Why You Need a Doctor’s Support for Social Security Disability Claims

doctor's support for social security disability claims

Every year, thousands of people become disabled with lesser-known disabling conditions or conditions that are hard to pinpoint such as fibromyalgia or chronic fatigue syndrome. Unfortunately, finding a doctor to deliver the correct diagnosis and not give up until he or she finds the cause of your symptoms can be a struggle. The struggle is worth the effort, as a doctor’s support for social security disability claims is a critical element to getting your Social Security disability (SSD) application approved.

Your doctor’s support is important because he or she can speak to the various reasons that your condition prevents you from being able to work full time. The SSA only sees you for a brief moment, so they cannot fully judge the depth of your illness. This is where the physician’s support comes into play, as the Disability Determination Services (DDS) will rely on those notes to inform them of how severe your condition really is. When you know you’re going to be disabled for one year or more and that your condition will prohibit you from sustaining full time work, you might consider applying for Social Security disability benefits to help you out financially and take some of the burden off of living with your disability.

Before you decide to rely on your doctor, you should first ask them directly about their support level for a Social Security disability benefits application. Many patients are shocked to discover that their doctors are not as supportive as they had imagined. Be sure to ask them about their support level before beginning the long and difficult task of filing an SSD application.

Why it’s Important to Have a Supportive Doctor

A physician’s opinion in an Social Security disability case is of critical importance because this person is a licensed medical profession who has run tests, taken X-rays, provided diagnoses, and tried different treatment options.

Doctors have a thoroughly developed knowledge of your condition and can speak to whether or not they believe you are disabled. A physician who does not believe you have a disability, though, will do more harm than good to your case—and could even be the reason your application gets denied rather than approved.

First, you want to make sure that your doctor fully understand the Social Security Administration’s (SSA) definition of disability. Once you have ensured that they do, you want to include only physicians with whom you have an ongoing relationship, meaning that they are treating you on a regular basis and tracking your progress. A doctor you see only once or twice a year doesn’t know your medical history and timeline well enough to speak on your behalf with serious authority.
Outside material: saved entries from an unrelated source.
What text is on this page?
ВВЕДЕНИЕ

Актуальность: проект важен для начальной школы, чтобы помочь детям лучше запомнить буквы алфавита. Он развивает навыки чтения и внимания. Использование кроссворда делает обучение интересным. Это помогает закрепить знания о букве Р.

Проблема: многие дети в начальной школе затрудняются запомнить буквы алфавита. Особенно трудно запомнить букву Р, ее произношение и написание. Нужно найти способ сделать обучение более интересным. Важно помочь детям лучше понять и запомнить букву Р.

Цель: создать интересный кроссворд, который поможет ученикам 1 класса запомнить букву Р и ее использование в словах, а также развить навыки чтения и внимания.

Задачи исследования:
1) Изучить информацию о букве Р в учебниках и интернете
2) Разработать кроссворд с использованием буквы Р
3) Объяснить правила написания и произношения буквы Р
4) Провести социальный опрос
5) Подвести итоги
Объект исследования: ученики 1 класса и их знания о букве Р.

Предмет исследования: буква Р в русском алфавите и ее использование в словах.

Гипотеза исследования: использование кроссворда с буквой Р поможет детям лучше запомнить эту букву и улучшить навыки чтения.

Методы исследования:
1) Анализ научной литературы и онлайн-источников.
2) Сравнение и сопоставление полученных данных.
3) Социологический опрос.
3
You need to see a doctor on a regular basis to establish him or her as your treating doctor.

As part of preparation for your Social Security disability application, you may need your doctor to complete a residual functional capacity (RFC) form in addition to or as part of their supportive statement to present to the SSA. Some physicians may charge a fee to complete this. However, if your doctor is unresponsive to your request to complete an RFC, or refuses to complete the form even if you agree to pay a fee, you may need to seek out a different doctor before going ahead with your Social Security disability application. You may have to try out many different doctors before finding the one  you feel offers successful treatment options and will also support your application for Social Security disability.

Consider Asking for Professional Assistance

If you’re not sure that your doctor supports your Social Security disability claim or don’t know the first step to getting your physician’s assistance, you might want to contact an advocate or attorney that specializes in SSD cases. He or she will have the background knowledge and experience to point you in the right direction and offer assistance in getting your doctor on board. In addition they may be able to provide valuable insight into how to apply for Social Security disability benefits.